Gehalt der Altenpflegehelferin in und nach der Ausbildung

  • Während der Lehre zur Altenpflegehelferin besteht in den meisten Fällen kein Anspruch auf ein Gehalt in Form von Ausbildungsvergütung, da dies größtenteils eine schulische Ausbildung mit praktischen Abschnitten ist.
  • Für die praktischen Teile der Lehre erhält man eine Vergütung von bis zu 700 Euro, aber dies ist nur ein Durchschnittswert, der von Bundesland zu Bundesland unterschiedlich berechnet und ausgezahlt wird.
  • Eine Förderung in Form von BAföG kann in speziellen Fällen beantragt werden und wird nach Bewilligung unterstützend gezahlt.
  • Es können außerdem noch Kosten anfallen, die aus Schul-, Lehrgangs-, Lehrmittel- und Prüfungsgebühren bestehen.
  • Nach der Lehre kann das Gehalt der Altenpflegehelferin bei durchschnittlich 2000,00 Euro angesetzt werden. Hier beeinflussen allerdings Faktoren wie Region, Branche, übertragene Verantwortung, tarifvertragliche Bindung des Arbeitgebers und Berufserfahrung die Höhe des Gehalts.

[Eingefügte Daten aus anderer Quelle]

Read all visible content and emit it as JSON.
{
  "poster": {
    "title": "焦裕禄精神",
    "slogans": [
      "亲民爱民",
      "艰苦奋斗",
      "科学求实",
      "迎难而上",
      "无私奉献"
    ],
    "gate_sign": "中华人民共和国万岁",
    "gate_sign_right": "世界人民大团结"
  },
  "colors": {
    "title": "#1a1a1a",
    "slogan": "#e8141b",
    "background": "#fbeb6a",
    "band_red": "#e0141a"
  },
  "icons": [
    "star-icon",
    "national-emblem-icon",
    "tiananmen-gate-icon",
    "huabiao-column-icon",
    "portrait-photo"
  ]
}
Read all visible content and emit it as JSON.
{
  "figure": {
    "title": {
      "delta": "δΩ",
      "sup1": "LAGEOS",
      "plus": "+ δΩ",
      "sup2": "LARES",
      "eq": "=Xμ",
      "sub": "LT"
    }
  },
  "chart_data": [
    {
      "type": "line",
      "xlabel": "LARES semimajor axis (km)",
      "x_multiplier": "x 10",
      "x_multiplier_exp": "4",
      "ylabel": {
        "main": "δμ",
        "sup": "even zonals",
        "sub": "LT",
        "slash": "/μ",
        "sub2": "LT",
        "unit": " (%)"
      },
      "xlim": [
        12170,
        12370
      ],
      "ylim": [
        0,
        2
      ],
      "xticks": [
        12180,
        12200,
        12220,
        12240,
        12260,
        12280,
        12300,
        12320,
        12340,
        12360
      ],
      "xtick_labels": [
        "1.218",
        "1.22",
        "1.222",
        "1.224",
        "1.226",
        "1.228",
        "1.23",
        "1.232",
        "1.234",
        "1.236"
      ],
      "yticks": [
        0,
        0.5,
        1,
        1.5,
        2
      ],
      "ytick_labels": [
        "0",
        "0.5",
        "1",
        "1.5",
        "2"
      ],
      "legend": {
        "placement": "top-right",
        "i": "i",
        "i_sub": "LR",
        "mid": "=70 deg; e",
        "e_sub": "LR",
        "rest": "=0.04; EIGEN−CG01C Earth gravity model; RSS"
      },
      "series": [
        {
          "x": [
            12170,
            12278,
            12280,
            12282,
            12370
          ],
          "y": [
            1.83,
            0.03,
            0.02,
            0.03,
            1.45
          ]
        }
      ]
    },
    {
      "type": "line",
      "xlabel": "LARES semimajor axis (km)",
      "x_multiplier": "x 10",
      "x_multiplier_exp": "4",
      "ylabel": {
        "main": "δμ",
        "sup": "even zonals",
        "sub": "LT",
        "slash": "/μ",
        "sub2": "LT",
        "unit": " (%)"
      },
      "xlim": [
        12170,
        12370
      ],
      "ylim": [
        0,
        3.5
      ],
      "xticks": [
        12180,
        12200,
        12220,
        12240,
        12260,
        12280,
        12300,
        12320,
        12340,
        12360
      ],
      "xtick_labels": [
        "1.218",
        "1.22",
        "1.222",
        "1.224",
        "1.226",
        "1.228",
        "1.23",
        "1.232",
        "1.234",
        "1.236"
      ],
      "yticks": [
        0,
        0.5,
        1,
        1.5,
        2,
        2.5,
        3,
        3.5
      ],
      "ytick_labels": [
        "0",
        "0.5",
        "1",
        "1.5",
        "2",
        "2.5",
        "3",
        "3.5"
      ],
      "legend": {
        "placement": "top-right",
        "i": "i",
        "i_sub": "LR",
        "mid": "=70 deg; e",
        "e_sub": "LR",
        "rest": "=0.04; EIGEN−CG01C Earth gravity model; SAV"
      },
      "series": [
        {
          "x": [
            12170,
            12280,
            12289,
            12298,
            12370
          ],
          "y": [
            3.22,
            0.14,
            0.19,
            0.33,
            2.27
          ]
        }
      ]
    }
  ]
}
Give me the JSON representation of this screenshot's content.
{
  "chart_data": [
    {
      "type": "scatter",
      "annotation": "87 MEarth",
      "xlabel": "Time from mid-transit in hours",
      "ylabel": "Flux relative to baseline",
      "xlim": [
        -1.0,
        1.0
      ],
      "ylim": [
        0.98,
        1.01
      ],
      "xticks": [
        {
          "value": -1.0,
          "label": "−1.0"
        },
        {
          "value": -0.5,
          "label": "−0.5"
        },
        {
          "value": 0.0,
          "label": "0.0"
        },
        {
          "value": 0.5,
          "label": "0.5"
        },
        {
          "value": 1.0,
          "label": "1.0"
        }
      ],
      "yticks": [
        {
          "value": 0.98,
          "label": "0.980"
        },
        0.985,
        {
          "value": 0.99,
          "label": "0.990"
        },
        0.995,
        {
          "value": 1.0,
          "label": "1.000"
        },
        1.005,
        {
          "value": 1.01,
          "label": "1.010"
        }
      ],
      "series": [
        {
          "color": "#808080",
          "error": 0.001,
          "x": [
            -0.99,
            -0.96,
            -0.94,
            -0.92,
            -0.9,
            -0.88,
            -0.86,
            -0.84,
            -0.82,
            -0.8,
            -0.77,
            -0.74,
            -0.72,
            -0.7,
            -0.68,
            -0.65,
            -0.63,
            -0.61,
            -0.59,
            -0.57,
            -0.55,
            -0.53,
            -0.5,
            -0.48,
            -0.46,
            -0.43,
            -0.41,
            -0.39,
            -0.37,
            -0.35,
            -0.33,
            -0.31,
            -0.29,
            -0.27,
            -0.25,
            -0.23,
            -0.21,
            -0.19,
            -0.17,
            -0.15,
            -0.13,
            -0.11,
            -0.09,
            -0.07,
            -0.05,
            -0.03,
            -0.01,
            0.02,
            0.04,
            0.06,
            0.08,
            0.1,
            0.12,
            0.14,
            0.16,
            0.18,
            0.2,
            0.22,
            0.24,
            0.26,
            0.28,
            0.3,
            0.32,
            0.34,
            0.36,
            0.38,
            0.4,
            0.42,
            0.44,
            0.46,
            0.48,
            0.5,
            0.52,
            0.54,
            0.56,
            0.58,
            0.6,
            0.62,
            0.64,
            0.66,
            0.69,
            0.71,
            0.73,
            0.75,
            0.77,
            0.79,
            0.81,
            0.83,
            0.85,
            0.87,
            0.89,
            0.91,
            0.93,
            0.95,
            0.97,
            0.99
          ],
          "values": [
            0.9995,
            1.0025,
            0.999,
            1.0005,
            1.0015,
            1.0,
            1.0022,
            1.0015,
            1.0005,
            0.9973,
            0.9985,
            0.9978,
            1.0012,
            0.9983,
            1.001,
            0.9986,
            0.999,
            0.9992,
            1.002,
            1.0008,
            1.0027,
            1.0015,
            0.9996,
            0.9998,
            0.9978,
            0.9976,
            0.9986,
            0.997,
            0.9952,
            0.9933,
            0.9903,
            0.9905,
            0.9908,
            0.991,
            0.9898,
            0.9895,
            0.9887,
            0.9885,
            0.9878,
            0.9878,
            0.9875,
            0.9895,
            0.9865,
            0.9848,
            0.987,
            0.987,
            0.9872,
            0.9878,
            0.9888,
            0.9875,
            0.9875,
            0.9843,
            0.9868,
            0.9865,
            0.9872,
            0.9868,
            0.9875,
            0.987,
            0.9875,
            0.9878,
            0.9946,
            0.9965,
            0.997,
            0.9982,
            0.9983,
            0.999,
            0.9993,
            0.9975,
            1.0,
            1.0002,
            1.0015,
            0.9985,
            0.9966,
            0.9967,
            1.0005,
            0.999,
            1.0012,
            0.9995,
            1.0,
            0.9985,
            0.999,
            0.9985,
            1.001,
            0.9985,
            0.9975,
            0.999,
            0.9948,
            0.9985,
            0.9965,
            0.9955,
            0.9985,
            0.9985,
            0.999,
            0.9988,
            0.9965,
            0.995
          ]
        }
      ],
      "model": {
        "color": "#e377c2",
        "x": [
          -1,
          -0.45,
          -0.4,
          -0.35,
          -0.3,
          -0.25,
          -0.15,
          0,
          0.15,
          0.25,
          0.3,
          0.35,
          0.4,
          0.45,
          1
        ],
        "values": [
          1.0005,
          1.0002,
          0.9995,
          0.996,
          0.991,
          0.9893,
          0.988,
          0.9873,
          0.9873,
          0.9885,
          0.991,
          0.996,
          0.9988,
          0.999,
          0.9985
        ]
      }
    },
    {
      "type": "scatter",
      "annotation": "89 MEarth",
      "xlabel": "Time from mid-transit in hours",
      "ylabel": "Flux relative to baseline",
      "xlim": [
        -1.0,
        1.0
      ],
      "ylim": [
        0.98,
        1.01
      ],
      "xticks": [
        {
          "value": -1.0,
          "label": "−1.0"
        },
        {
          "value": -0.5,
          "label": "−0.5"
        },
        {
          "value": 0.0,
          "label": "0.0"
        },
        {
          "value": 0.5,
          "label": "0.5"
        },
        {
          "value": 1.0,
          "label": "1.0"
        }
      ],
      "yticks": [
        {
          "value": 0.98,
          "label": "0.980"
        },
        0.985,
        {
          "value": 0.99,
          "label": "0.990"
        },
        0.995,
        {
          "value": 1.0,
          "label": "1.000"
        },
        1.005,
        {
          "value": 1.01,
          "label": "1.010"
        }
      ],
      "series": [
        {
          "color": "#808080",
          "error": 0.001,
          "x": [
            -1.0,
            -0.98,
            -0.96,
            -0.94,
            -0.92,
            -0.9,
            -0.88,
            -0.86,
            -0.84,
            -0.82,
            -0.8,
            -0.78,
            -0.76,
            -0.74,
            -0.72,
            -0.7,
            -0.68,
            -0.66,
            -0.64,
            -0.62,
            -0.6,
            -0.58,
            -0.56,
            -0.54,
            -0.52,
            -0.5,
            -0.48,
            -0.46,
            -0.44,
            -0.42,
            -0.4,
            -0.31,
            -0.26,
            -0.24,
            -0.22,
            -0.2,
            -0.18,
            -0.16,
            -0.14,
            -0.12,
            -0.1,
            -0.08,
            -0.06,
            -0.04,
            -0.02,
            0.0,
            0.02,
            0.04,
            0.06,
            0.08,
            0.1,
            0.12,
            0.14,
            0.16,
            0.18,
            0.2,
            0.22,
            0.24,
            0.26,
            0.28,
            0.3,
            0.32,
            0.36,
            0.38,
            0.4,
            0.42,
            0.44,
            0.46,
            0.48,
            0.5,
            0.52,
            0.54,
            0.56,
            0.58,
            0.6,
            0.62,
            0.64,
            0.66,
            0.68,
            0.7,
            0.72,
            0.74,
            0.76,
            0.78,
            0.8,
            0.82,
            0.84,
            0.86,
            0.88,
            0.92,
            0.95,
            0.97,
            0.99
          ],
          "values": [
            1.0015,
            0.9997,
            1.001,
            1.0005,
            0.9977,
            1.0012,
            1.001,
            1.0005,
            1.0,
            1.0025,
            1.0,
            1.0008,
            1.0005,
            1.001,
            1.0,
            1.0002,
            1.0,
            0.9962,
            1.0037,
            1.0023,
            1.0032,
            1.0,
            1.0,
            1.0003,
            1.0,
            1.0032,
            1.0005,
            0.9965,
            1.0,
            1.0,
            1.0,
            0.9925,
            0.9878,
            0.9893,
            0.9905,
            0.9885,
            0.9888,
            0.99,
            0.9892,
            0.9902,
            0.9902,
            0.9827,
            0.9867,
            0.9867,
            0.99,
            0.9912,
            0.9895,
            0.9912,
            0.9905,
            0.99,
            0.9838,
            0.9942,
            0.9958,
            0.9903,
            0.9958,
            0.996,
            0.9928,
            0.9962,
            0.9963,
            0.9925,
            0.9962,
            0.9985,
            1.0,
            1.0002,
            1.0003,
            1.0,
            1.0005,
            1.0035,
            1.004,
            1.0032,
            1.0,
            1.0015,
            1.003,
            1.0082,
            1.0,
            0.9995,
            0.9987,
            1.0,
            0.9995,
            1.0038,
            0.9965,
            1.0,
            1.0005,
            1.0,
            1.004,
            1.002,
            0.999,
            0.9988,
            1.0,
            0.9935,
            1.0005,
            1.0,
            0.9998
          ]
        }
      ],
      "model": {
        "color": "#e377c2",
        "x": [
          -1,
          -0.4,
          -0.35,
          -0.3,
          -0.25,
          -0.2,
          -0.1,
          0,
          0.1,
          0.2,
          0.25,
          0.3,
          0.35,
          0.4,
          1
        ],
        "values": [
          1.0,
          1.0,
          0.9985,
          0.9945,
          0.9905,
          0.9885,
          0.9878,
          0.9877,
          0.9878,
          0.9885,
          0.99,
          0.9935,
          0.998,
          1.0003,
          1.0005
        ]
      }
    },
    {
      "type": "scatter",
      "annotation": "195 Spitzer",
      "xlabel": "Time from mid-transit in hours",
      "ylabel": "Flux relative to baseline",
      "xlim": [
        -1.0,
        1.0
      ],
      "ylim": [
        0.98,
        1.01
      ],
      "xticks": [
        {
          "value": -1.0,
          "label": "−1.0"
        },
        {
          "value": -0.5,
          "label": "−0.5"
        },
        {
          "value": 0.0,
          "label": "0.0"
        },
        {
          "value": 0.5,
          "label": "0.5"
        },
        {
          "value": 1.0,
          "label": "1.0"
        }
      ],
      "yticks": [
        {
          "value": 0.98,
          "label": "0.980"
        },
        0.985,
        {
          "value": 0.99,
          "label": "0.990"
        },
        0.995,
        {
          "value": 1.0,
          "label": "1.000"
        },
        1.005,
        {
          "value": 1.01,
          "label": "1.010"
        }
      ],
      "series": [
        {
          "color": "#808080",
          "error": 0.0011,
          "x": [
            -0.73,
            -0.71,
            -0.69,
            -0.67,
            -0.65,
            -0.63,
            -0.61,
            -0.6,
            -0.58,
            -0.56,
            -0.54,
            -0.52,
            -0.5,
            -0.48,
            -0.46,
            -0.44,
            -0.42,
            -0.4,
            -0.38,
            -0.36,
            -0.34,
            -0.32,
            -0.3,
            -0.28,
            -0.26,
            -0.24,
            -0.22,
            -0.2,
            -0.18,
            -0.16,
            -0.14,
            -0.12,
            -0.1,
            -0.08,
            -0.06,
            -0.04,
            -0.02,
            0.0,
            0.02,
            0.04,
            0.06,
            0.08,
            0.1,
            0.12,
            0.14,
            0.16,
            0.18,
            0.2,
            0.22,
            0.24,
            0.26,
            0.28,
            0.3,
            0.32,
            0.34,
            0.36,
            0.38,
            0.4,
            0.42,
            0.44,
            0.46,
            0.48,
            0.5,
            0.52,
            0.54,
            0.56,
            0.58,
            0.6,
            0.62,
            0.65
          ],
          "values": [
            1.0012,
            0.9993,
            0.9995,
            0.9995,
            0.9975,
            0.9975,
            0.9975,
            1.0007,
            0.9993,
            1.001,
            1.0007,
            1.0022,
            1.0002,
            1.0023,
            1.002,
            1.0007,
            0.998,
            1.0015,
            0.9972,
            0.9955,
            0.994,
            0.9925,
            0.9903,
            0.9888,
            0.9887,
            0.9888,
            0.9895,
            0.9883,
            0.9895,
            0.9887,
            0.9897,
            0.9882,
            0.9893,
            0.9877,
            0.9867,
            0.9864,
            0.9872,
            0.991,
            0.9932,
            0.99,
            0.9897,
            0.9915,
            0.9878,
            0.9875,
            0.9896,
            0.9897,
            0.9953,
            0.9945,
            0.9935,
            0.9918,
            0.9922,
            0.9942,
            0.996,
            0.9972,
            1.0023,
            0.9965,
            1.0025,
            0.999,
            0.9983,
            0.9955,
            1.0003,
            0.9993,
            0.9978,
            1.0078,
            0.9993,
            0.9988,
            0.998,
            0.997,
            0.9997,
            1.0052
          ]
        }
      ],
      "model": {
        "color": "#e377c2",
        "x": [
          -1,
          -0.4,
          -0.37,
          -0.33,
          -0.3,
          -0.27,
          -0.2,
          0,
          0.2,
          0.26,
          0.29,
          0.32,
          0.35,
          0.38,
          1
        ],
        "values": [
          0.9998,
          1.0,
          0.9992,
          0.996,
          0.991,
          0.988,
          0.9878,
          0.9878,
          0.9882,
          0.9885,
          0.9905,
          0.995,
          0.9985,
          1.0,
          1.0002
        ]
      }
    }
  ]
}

Allgemeine Informationen über die Ausbildung zur Altenpflegehelferin

  • Die Ausbildung dauert in der Regel 1 Jahr, wenn diese in Vollzeit absolviert wird. Diese besteht aus einem theoretischen und einem praktischen Teil.
  • Um die Lehre absolvieren zu können, wird ein Hauptschul- oder ein gleichwertiger Schulabschluss erwartet. Dies variiert allerdings auch und kann in manchen Bundesländern anders geregelt sein.
  • Vor Beginn der Lehre muss ein Attest vorgelegt werden, der die Eignung für diesen Beruf bestätigt, dieses darf nicht älter als 3 Monate sein. Manchmal wird auch ein Führungszeugnis verlangt.
  • Azubis werden nur an von den berufsbildenden Schulen aufgenommen, wenn bereits für den praktischen Teil ein Vertrag mit einer Altenpflegeeinrichtung geschlossen wurde.
  • Wer noch nicht volljährig ist, muss an einer Erstuntersuchung teilnehmen und diese auch erfolgreich bestehen.
  • Eine Lehre in Teilzeit kann nur in Verbindung mit einer parallel ausgeübten, entsprechenden, fachspezifischen Tätigkeit absolviert werden.
  • Während der Lehre lernt man, wie alte und kranke Menschen ihren Gebrechen und Bedürfnissen entsprechend gepflegt und unter Einhaltung der Hygienevorschriften versorgt werden.
  • Außerdem wird erklärt, wie man bei der Gestaltung der Wohnräume und Bewältigung des Alltags unterstützen kann. Auch die Freizeitgestaltung kann zu Ihrer Aufgabe werden.
  • Auch das Erkennen von Krankheitsbildern, die im pflegerischen Bereich auftreten können, sowie deren Behandlung oder Einschätzung müssen erlernt werden.

Wer den Beruf des Altenpflegehelfers erlernen möchte, sollte vorab ein Praktikum machen, da dieser Job nicht jedermanns Sache ist. Sie sollten aber in jedem Fall Interesse an einer pflegerischen und helfenden Tätigkeit haben.